Künstler

Benedict Klöckner,

Violoncello

Benedict Klöckner, geboren 1989, ist einer der herausragenden Cellisten seiner Generation. Er ist Gewinner zahlreicher internationaler Wettbewerbe und wurde 2021 mit dem „OPUS KLASSIK“ ausgezeichnet.

Er tritt als Solist mit renommierten Orchestern wie dem Royal Philharmonic Orchestra London, der Deutschen Radio Philharmonie, der NDR Radiophilharmonie, dem Mozarteum Orchester Salzburg, der Kremerata Baltica, dem MDR-Sinfonieorchester und dem Münchener Kammerorchester auf. Im Laufe seiner Karriere arbeitete er mit namhaften Dirigenten zusammen, darunter Daniel Barenboim, Christoph Eschenbach, Michael Sanderling, Ingo Metzmacher, Vladimir Fedoseyev, Cristian Măcelaru und Sir Simon Rattle. Dabei trat er in renommierten Konzertsälen wie der Berliner Philharmonie, der Carnegie Hall in New York, dem Kennedy Center in Washington, der Suntory Hall in Tokio, dem Musikverein Wien, der Tonhalle Zürich und dem Concertgebouw in Amsterdam auf. Darüber hinaus ist Benedict Klöckner regelmässiger Gast bei internationalen Festivals und spielt mit Künstlern wie Emanuel Ax, Lisa Batiashvili, Gidon Kremer und Anne-Sophie Mutter.

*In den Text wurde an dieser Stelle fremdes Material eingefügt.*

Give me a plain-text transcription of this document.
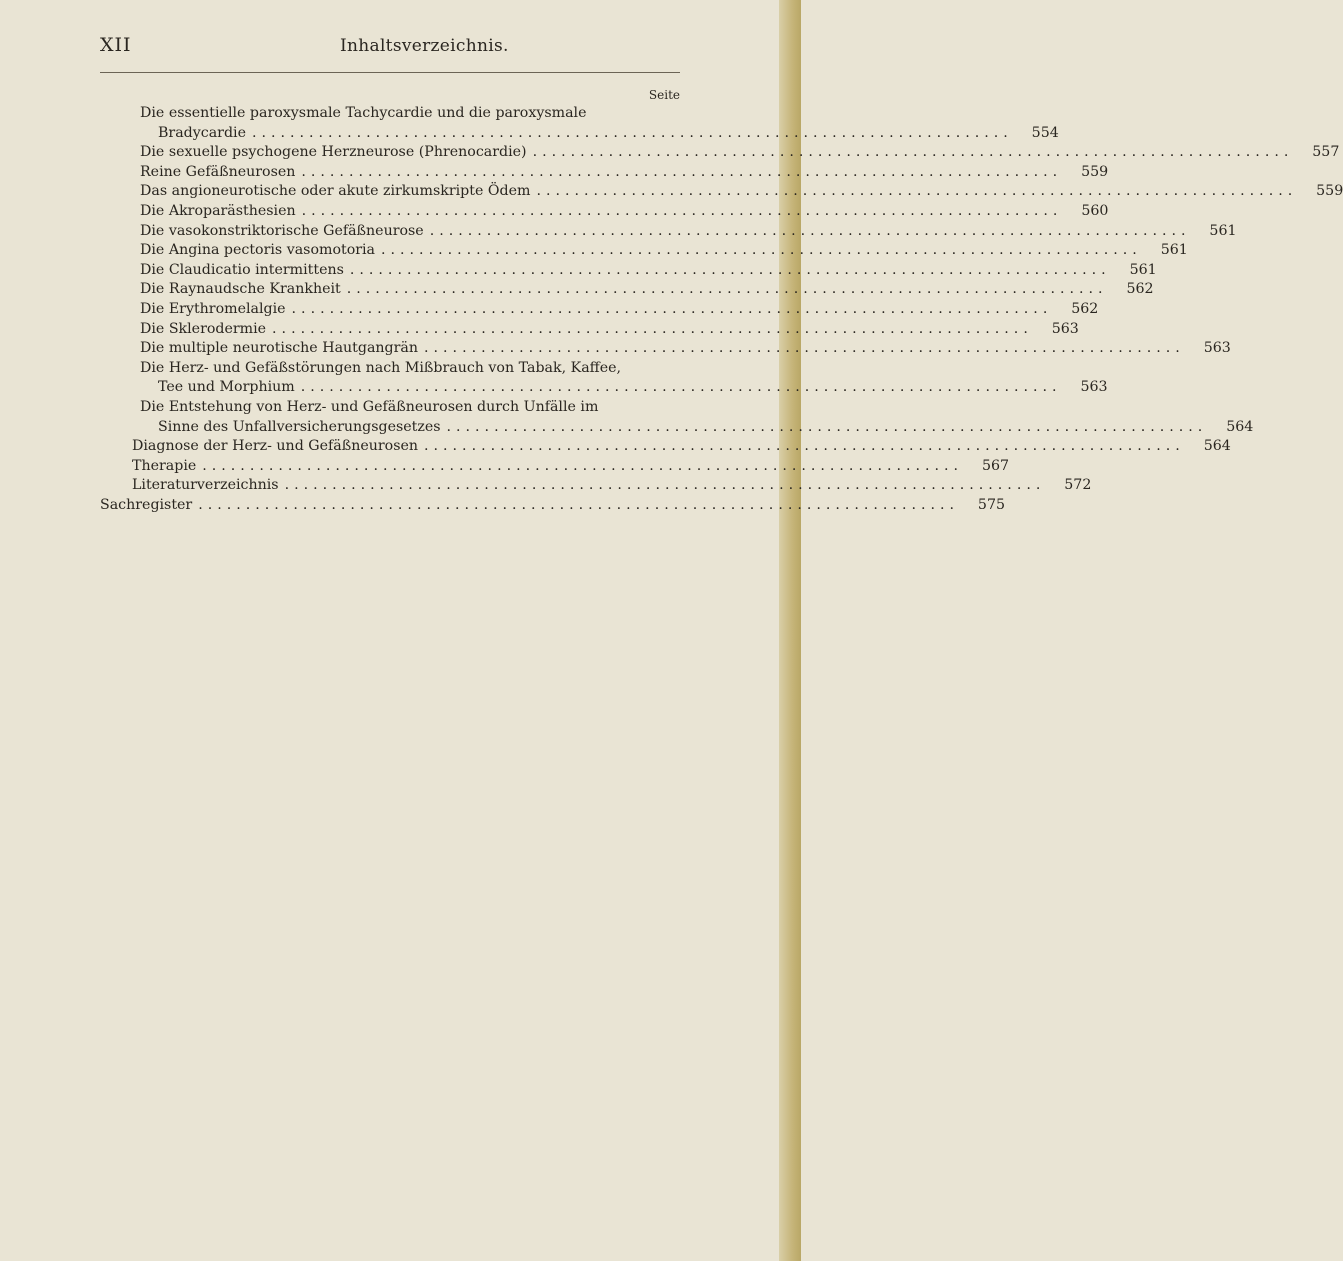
XII	Inhaltsverzeichnis.
Seite
Die essentielle paroxysmale Tachycardie und die paroxysmale
Bradycardie ................................................................................	554
Die sexuelle psychogene Herzneurose (Phrenocardie) ................................................................................	557
Reine Gefäßneurosen ................................................................................	559
Das angioneurotische oder akute zirkumskripte Ödem ................................................................................	559
Die Akroparästhesien ................................................................................	560
Die vasokonstriktorische Gefäßneurose ................................................................................	561
Die Angina pectoris vasomotoria ................................................................................	561
Die Claudicatio intermittens ................................................................................	561
Die Raynaudsche Krankheit ................................................................................	562
Die Erythromelalgie ................................................................................	562
Die Sklerodermie ................................................................................	563
Die multiple neurotische Hautgangrän ................................................................................	563
Die Herz- und Gefäßstörungen nach Mißbrauch von Tabak, Kaffee,
Tee und Morphium ................................................................................	563
Die Entstehung von Herz- und Gefäßneurosen durch Unfälle im
Sinne des Unfallversicherungsgesetzes ................................................................................	564
Diagnose der Herz- und Gefäßneurosen ................................................................................	564
Therapie ................................................................................	567
Literaturverzeichnis ................................................................................	572
Sachregister ................................................................................	575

Seit über zehn Jahren ist er künstlerischer Leiter des von ihm gegründeten Internationalen Musikfestivals Koblenz IMUKO. Er eröffnete die Saison 2024/2025 mit Haydns Cellokonzert unter der Leitung von Raphaël Merlin und trat mit Augustin Dumay, Lawrence Power und Leon Botstein auf. 2025 gibt er sein Debüt in Budapest mit András Keller und János Balász in der Liszt-Akademie und kehrt in die Elbphilharmonie Hamburg, die Kölner Philharmonie und zum Concertgebouw Amsterdam zurück.

Sein neuestes Album „Dvořák“, aufgenommen mit Cristian Măcelaru, dem Rumänischen Kammerorchester und Danae Dörken, erschien 2024 bei Berlin Classics und hat bereits über 600.000 Streams gesammelt. Das Magazin „The Strad“ lobt Benedict Klöckners „süchtig machenden, sinnlichen Ton“, während das Magazin „Grammophone“ das „architektonische Gespür von Cristian Măcelaru und Benedict Klöckner“ hervorhebt. Eine Aufnahme von Elgars Cellokonzert mit Cristian Măcelaru erscheint 2026. 2023 erschien seine Aufnahme der Brahms-Sonaten mit Yu Kosuge bei Sony. Seine Diskographie umfasst auch die kompletten Bach-Suiten, die er in der Berliner Philharmonie und der Alten Oper Frankfurt aufführte. Seine von der Presse gefeierten Aufnahmen wurden mit Preisen wie dem „OPUS KLASSIK“ und dem „Supersonic Award“ ausgezeichnet.

2025 spielt Benedict Klöckner Brahms‘ Doppelkonzert in der Kölner Philharmonie mit Kirill Troussov und unter der Leitung von Gabriel Bebeselea sowie Dvořáks Cellokonzert im De Doelen in Rotterdam unter der Leitung von Conrad van Alphen. Er wird mit Schostakowitschs 1. Konzert unter Oscar Jockel auf Tournee gehen und Tan Duns „Tiger and Dragon“-Konzert unter der Leitung des Komponisten aufführen.

Benedict Klöckner arbeitet eng mit zeitgenössischen Komponisten zusammen und hat mehrere Werke uraufgeführt, darunter von Wolfgang Rihm, Eun-Hwa Cho, Eric Tanguy und Dai Fujikura. Er präsentierte die österreichische Erstaufführung von Fujikuras Cellokonzert mit dem Mozarteum Orchester Salzburg und die Weltpremiere von Eun-Hwa Chos Cellokonzert unter der Leitung von Christoph Poppen im Seoul Arts Center.

Er erhielt seine Ausbildung an der Hochschule für Musik Karlsruhe bei Martin Ostertag und an der Kronberg Academy bei Frans Helmerson und Gary Hoffman.

Benedict Klöckner ist Professor an der Ecole Normale de Musique de Paris und spielt das Cello „Ex Maurice Gendron“ von Francesco Ruggeri (1680), das ihm zur Verfügung gestellt wird.